From a Reader in Mississippi:

Thanks for another great article, Al. I have to say, Amen, amen and amen. One thing that confuses me about Mr. Vick's article: if we are to go by the pattern of the 1st century church and the example of Paul, would that not mean that we are thereby commanded to give our testimony? I will grant, I do not necessarily follow the CENI hermeneutic, but to claim something is a sin when there is a clear example?

From a Reader in Texas:

The Walk to Emmaus is filled with "testimony." There are many within the restoration heritage who have had this experience and have gone on to help with the walks. I am helping with my first one in November along with another minister from a congregation here in town. Personal testimony was practiced by the early Christians and should be practiced by us.

From a Reader in England:

Once I too would have been "uncomfortable" with testimonies given. Not so much because I thought it was unscriptural, but because it is so personal. The way I grew up in the Church of Christ, somehow I absorbed a feeling that our assemblies were "supposed" to be impersonal, that what we felt or thought was too personal to be shared! I'm very thankful I shook that off eventually in my 30's. Isn't it odd, however, that we are all taught about Paul before his conversion? What is the purpose of knowing who he was BEFORE he became a Christian? Why did he himself tell his story? Why do we know the former occupations of many of the apostles? This is another case where I can only breathe a heavy sigh when I hear what is said by some. I KNOW most of these people mean well, and are sincere. Too often, in my opinion, the edifying and building up of one another to good works ONLY occurs outside the "worship services," and instead happens in groups of two or three or four families over coffee! NOT that I think that is a bad thing.

From a Reader in Michigan:

We all know of people who have blamed God for tragedies that have happened in their lives. To some extent what we have here is often the opposite extreme, and for this testimony to be of value to those that hear it they must place their faith in the one giving the testimony. But how can we be sure they haven't deluded themselves? We are on dangerous ground if we allow ourselves to be unduly influenced by such subjectivism. I'm more interested in Peter and Paul's testimony than in my neighbor's. Knowing and understanding is hard enough even when we have it divinely written down, let alone trying to sift out what someone feels. So I personally would take someone's testimony with a grain of salt, knowing they truly believe it, but reserving judgment until later.
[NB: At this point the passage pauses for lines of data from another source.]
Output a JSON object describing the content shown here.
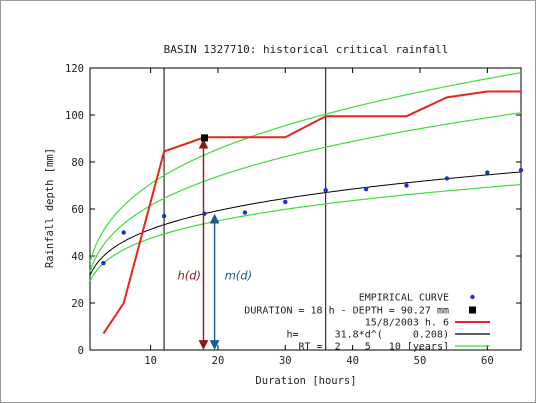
{
  "chart_data": {
    "type": "line",
    "title": "BASIN 1327710: historical critical rainfall",
    "xlabel": "Duration [hours]",
    "ylabel": "Rainfall depth [mm]",
    "xlim": [
      1,
      65
    ],
    "ylim": [
      0,
      120
    ],
    "x_ticks": [
      10,
      20,
      30,
      40,
      50,
      60
    ],
    "y_ticks": [
      0,
      20,
      40,
      60,
      80,
      100,
      120
    ],
    "grid": false,
    "legend_position": "bottom-right",
    "legend": [
      {
        "label": "EMPIRICAL CURVE",
        "style": "points",
        "color": "#1a2fd0"
      },
      {
        "label": "DURATION = 18 h - DEPTH = 90.27 mm",
        "style": "marker",
        "color": "#000000"
      },
      {
        "label": "15/8/2003 h. 6",
        "style": "line",
        "color": "#e8251a"
      },
      {
        "label": "h=      31.8*d^(     0.208)",
        "style": "line",
        "color": "#000000"
      },
      {
        "label": "RT =  2    5   10 [years]",
        "style": "line",
        "color": "#3cdc3c"
      }
    ],
    "vertical_lines": [
      12,
      36
    ],
    "critical_point": {
      "duration": 18,
      "depth": 90.27
    },
    "annotations": {
      "hd_label": "h(d)",
      "md_label": "m(d)",
      "hd_color": "#8b1a1a",
      "md_color": "#1c5a8c"
    },
    "series": [
      {
        "name": "EMPIRICAL CURVE",
        "style": "points",
        "color": "#1a2fd0",
        "x": [
          3,
          6,
          12,
          18,
          24,
          30,
          36,
          42,
          48,
          54,
          60,
          66
        ],
        "y": [
          37,
          50,
          57,
          58,
          58.5,
          63,
          68,
          68.5,
          70,
          73,
          75.5,
          76.5
        ]
      },
      {
        "name": "15/8/2003 h. 6",
        "style": "line",
        "color": "#e8251a",
        "x": [
          3,
          6,
          12,
          18,
          24,
          30,
          36,
          42,
          48,
          54,
          60,
          66
        ],
        "y": [
          7,
          20,
          84.5,
          90.5,
          90.5,
          90.5,
          99.5,
          99.5,
          99.5,
          107.5,
          110,
          110
        ]
      },
      {
        "name": "h=      31.8*d^(     0.208)",
        "style": "line",
        "color": "#000000",
        "curve": {
          "a": 31.8,
          "n": 0.208
        }
      },
      {
        "name": "RT 2",
        "style": "line",
        "color": "#3cdc3c",
        "curve": {
          "a": 29.3,
          "n": 0.21
        }
      },
      {
        "name": "RT 5",
        "style": "line",
        "color": "#3cdc3c",
        "curve": {
          "a": 33.4,
          "n": 0.265
        }
      },
      {
        "name": "RT 10",
        "style": "line",
        "color": "#3cdc3c",
        "curve": {
          "a": 37.6,
          "n": 0.274
        }
      }
    ]
  }
}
From a Reader in (Unknown):

I wanted to let you know I have been enjoying your articles very much. I found your website through Edward Fudge's site. I am perhaps an odd duck in this pond since I am an Assembly of God Sunday School teacher. I have read Fudge's book and find it to be a very strong case for Conditionalism. Al, I would like to say thanks. I was at something of a crisis, finding the idea of eternally burning in hell to be so out of proportion to the offense. It was great to find that there was indeed another way of looking at some difficult scriptures.